既に見てきたとおり,これまでの我が国の科学技術を特徴づけてきた背景は海外に導入可能な技術が多く,またこれを容易に導入できたことであった。しかし,従来から指摘されていることであるが,このような技術導入は以下に述べるとおり次第に困難化しつつある。

我が国の科学技術水準が一部を除いてほぼ欧米の水準に達しつつあることや,科学技術水準の向上等によって産業の国際競争力が強化されたことに伴い,導入したいと思うような技術が海外に少なくなってきていること,相手側企業が我が国企業に対する警戒心から一方的な技術の提供に次第に消極的になっていること等導入可能な技術そのものが少なくなってきていると言われている。また,技術を導入する場合においてもクロスライセンス,資本参加等の交換条件の要求やロイヤリティの要求,輸出市場制限等の付帯条件が厳しくなっている等制約が強まっている。

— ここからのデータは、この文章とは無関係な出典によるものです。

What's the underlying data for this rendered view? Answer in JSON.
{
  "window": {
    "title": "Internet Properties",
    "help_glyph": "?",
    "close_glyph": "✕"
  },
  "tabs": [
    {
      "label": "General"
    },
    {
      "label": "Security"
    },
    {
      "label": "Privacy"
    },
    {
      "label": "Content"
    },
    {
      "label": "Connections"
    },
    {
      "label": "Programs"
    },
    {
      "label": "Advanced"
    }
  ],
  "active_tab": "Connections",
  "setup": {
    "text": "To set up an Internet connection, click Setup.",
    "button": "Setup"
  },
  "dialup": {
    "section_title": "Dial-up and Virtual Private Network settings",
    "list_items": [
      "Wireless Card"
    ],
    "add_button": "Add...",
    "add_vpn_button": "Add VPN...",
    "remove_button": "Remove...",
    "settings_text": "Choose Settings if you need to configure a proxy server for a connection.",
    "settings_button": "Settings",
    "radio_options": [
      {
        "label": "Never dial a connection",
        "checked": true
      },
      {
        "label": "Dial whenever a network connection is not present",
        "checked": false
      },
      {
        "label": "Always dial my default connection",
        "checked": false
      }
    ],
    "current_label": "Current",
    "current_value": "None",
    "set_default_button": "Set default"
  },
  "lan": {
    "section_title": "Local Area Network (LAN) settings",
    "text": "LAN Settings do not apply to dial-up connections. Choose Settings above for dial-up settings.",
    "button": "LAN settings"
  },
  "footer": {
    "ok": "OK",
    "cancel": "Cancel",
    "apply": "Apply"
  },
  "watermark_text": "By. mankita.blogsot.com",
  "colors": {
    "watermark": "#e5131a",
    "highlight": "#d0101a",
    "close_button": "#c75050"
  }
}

例えば,互いに技術を交換するクロスライセンス契約件数は,昭和40年代半ばから増え始め,近年も全体の技術導入件数の増加率を上回る増加傾向を示している。また,導入技術を利用した製品の販売地域を日本のみに限定するという条件を付したものが昭和45年度には導入技術全体の17%程度であったものが,その後年々増加し,昭和56年度には約55%を占めるに至った。

以上のような技術導入の困難化は,導入技術依存型の科学技術の発展の条件が基本的に変化しつつあることを示すものであると言える。